Rwanda has an Electronic Medical Records (EMR) system that is used across the country – which is more than we can say for the US. Rwanda’s EMR was developed through a collaboration between the Ministry of Health (MoH) and Partners in Health/Inshuti Mu Buzima (PIH/IMB) and was designed initially to diagnose and treat those diseases with the biggest impact on communities such as HIV/AIDS and TB. Over time, the system has grown and now incorporates information on a variety of medical conditions. Adding data fields and patient encounter windows for tracking hepatitis throughout Rwanda takes teamwork between EMR specialists, clinicians and the health program managers who review EMR data. Imagine adding one data window to a medical record for one hospital in the US and you can picture the scope of incorporating new data into a country wide EMR system.

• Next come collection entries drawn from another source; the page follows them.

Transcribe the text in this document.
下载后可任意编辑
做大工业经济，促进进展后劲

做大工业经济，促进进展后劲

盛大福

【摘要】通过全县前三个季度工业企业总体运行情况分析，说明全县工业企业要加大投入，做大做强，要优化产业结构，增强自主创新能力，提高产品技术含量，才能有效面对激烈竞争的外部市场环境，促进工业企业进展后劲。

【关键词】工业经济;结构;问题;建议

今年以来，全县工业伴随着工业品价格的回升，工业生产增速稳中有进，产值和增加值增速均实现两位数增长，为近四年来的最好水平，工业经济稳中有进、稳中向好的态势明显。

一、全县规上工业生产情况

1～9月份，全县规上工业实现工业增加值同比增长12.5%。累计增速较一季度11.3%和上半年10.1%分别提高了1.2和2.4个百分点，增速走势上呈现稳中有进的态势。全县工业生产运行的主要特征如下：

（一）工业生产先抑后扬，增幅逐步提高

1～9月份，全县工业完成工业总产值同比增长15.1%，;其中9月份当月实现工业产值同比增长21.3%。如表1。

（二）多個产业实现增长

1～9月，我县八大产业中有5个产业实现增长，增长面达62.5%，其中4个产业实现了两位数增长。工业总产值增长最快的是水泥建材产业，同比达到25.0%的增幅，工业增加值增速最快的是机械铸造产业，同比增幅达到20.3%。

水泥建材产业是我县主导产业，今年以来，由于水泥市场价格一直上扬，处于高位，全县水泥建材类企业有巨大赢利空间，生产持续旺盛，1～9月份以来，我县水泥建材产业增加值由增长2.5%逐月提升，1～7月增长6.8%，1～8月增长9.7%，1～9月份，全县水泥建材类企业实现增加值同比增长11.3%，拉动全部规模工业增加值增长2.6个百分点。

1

Part of the challenge in developing a surveillance system for hepatitis in Rwanda is understanding the interactions between Rwanda’s EMR system, the lab systems at the district hospitals and data capture from community events organized to screen for hepatitis B or C. What data is captured in a screening system, what data is captured in the EMR and what data just stays on paper in a patient’s chart? Getting a diverse team to align on these questions takes time and this is what I’m currently working on.
Did I mention that Rwanda’s EMR system is OpenMRS – https://wiki.openmrs.org/? If EMR systems interest you, you should check it out since it is an open source EMR product used in a number of countries. Open source EMR takes away the commercial vendor aspect of EMR, and possibly some of the difficulty of sharing data between different EMR systems. From the US perspective, a single, open source EMR system sounds pretty interesting.
School Health Program
Even though I’ve been focusing on hepatitis, I’ve had an opportunity to look across the myriad programs offered by PIH/IMB to strengthen health care in Rwanda. One of the programs I hope to be able to support is the School Health Program (SHP). The SHP is designed to help teachers and students recognize common health issues (malaria, malnutrition, STDs) and help to manage those health issues. A pilot of the SHP in 15 schools in Rwanda’s Eastern province has shown that teachers can effectively diagnose and begin malaria treatment, thereby helping children stay in school and helping parents understand their child’s health status. The program hopes to expand during the 2019-2020 school year.
Rwanda’s moniker is “Land of a thousand hills”. In the north of the country, some of those hills are volcanoes. It is on these volcanoes that the famous mountain gorillas live. You can get a permit and a guide to hike any of the volcanoes and a group of ex-pats at PIH suggested we hike Bisoke. Bisoke was the agreed destination because you could hike the mountain in a day and it was described as a “mild” hike. I obviously associated myself with the wrong hiking group, since “mild” involved 6-7 hours of very vertical, rocky and wet ascending and descending. The descending part meant that I spent a fair amount of time sliding on my ass, which did provide entertainment for the rest of my group. While challenging, the hike was a lot of fun and the misty hills, crater lake and descriptions from the guides were all worth the embarrassment of my descent.